Qui gobera l’argument « je n’ai rien à cacher, donc peu me chaut cette surveillance », entendu sous diverses déclinaisons après les révélations d’Edward Snowden sur l’accès généralisé des services de renseignement américains aux serveurs des grands acteurs du Net et des télécommunications ? Assurément, il faut être ou très naïf ou parfaitement inconscient des risques de dérive totalitaire pour accepter sans sourciller le principe de cette surveillance illégale à grande échelle. Alors que l’administration américaine se prépare à demander l’extradition du lanceur d’alerte, des magazines spécialisés ont récapitulé les moyens dont disposent les citoyens pour se mettre à l’abri des grandes oreilles des gouvernements et préserver leur vie privée des fonctionnaires indiscrets. Il apparaît que tant l’internaute que l’utilisateur de télécommunications disposent de moyens pour mettre leur vie privée à l’abri. Le hic, c’est que la plupart de ces moyens requièrent soit un minimum de connaissances techniques soit un renoncement, au moins partiel, aux avantages de la vie « branchée ».
Est-il bien raisonnable, après les révélations d’Edward Snowden, de continuer de se servir de son portable ? On sait que la NSA a accès aux données de communications de l’opérateur Verizon, mais on se doute qu’il en va de même pour celles des autres, et que cette surveillance ne s’arrête pas aux frontières des États-Unis.
Nos correspondances par email sont-elles à l’abri ? Probablement pas. Qu’en est-il de Skype, Whatsapp, Blackberry Messenger et autres plateformes ? Va-t-on découvrir, au fil des révélations, qu’aucun pan de notre vie en ligne n’échappe à cette surveillance ? Pour ceux qui sont disposés à envisager de modifier leurs usages, voici quelques conseils, qui ne prennent bien entendu tout leur sens que si ces solutions alternatives sont adoptées de part et d’autre de la communication.

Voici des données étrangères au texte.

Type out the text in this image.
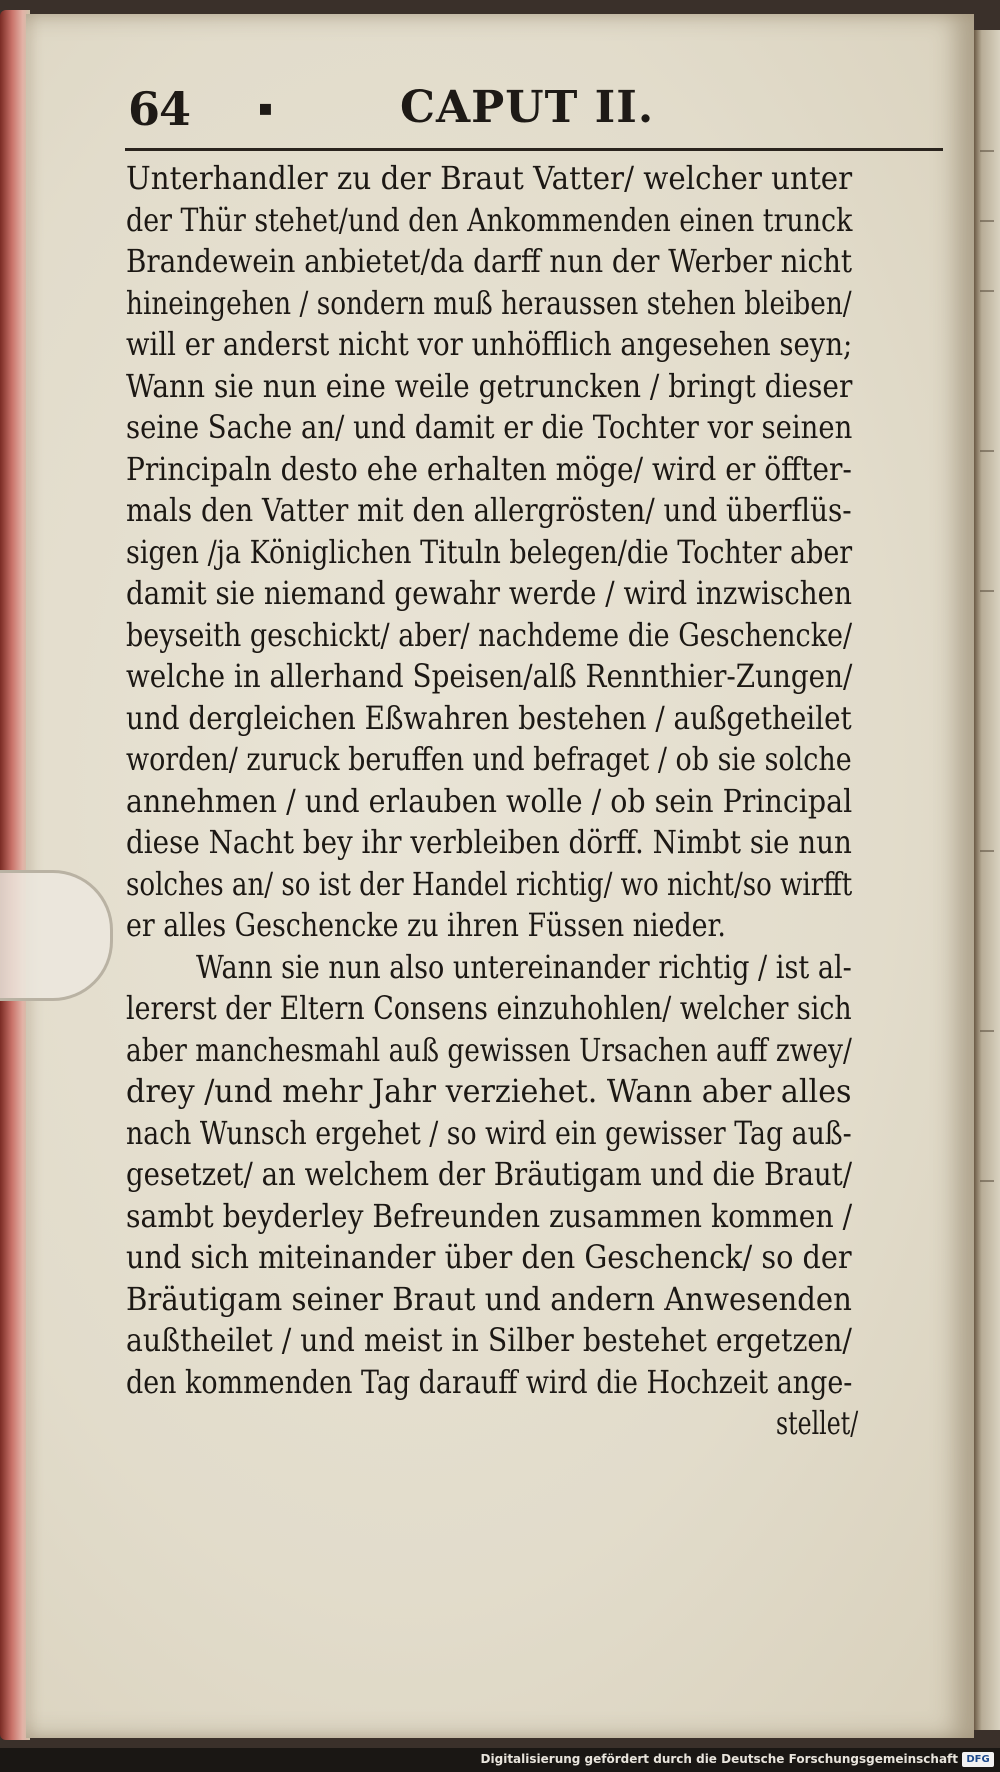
64	▪	CAPUT II.
Unterhandler zu der Braut Vatter/ welcher unter
der Thür stehet/und den Ankommenden einen trunck
Brandewein anbietet/da darff nun der Werber nicht
hineingehen / sondern muß heraussen stehen bleiben/
will er anderst nicht vor unhöfflich angesehen seyn;
Wann sie nun eine weile getruncken / bringt dieser
seine Sache an/ und damit er die Tochter vor seinen
Principaln desto ehe erhalten möge/ wird er öffter-
mals den Vatter mit den allergrösten/ und überflüs-
sigen /ja Königlichen Tituln belegen/die Tochter aber
damit sie niemand gewahr werde / wird inzwischen
beyseith geschickt/ aber/ nachdeme die Geschencke/
welche in allerhand Speisen/alß Rennthier-Zungen/
und dergleichen Eßwahren bestehen / außgetheilet
worden/ zuruck beruffen und befraget / ob sie solche
annehmen / und erlauben wolle / ob sein Principal
diese Nacht bey ihr verbleiben dörff. Nimbt sie nun
solches an/ so ist der Handel richtig/ wo nicht/so wirfft
er alles Geschencke zu ihren Füssen nieder.
Wann sie nun also untereinander richtig / ist al-
lererst der Eltern Consens einzuhohlen/ welcher sich
aber manchesmahl auß gewissen Ursachen auff zwey/
drey /und mehr Jahr verziehet. Wann aber alles
nach Wunsch ergehet / so wird ein gewisser Tag auß-
gesetzet/ an welchem der Bräutigam und die Braut/
sambt beyderley Befreunden zusammen kommen /
und sich miteinander über den Geschenck/ so der
Bräutigam seiner Braut und andern Anwesenden
außtheilet / und meist in Silber bestehet ergetzen/
den kommenden Tag darauff wird die Hochzeit ange-
stellet/
Digitalisierung gefördert durch die Deutsche Forschungsgemeinschaft DFG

Pour les téléphones, il existe la possibilité d’adopter des « burners », c’est-à-dire des téléphones bon marché contenant des cartes SIM prépayées, que l’on jette une fois le crédit épuisé. Il peut sembler osé de conseiller de recourir à cette méthode rendue fameuse par les trafiquants de drogue de la série The Wire, il n’en reste pas moins que face à l’ampleur de l’attaque de la NSA contre les libertés individuelles, l’inconvénient de devoir périodiquement informer ses principaux correspondants de son nouveau numéro paraît mineur par rapport à celui de consentir par son inertie à cette surveillance généralisée.
Pour le courrier électronique, la solution est d’adopter Tor, un navigateur conçu pour faire transiter les correspondances par un réseau de tunnels virtuels réputé inviolable. Pour rajouter une couche de protection, on peut adopter une messagerie cryptée telle que Hushmail, Bitmessage ou Riseup. Pour la messagerie instantanée, il existe aussi des logiciels comme OTR (Off the Record) qui encryptent les échanges, mais Wired prévient ses lecteurs que mieux vaut être un informaticien chevronné pour parvenir à les faire fonctionner.
Pour être vraiment à l’abri, il faut aller plus loin et envisager de renoncer aux systèmes d’exploitation de Microsoft ou Apple et adopter Linux, ce qui pour la vaste majorité des internautes n’est pas un mince défi. Faut-il aussi cesser de se servir des réseaux sociaux, de Facebook à Google+ en passant par Twitter, Tumblr ou Instagram ? Certes, tout ou presque y est public, mais si l’on en croit le site prism-break.org (« Cessez de rendre compte de vos activités en ligne au gouvernement américain »), il est plus prudent de migrer vers Diaspora, Friendica, GNU Social ou pump.io, qui proposent des solutions open source et/ou distribuées.
Wired recommande aussi de systématiquement surfer en utilisant le protocole https, plutôt que http, à l’aide d’un plug-in appelé HTTPS Everywhere proposé par l’Electronic Frontier Foundation. On peut aussi assumer une fausse identité pour toutes ses communications en ligne. Ces solutions ont en commun d’être plus ou moins ardues à mettre en place et d’aller résolument à contre-courant de la tendance à s’exhiber en ligne sans réserve. Mais leur existence rassure face à la mise en coupe réglée et à la militarisation rampante du Net.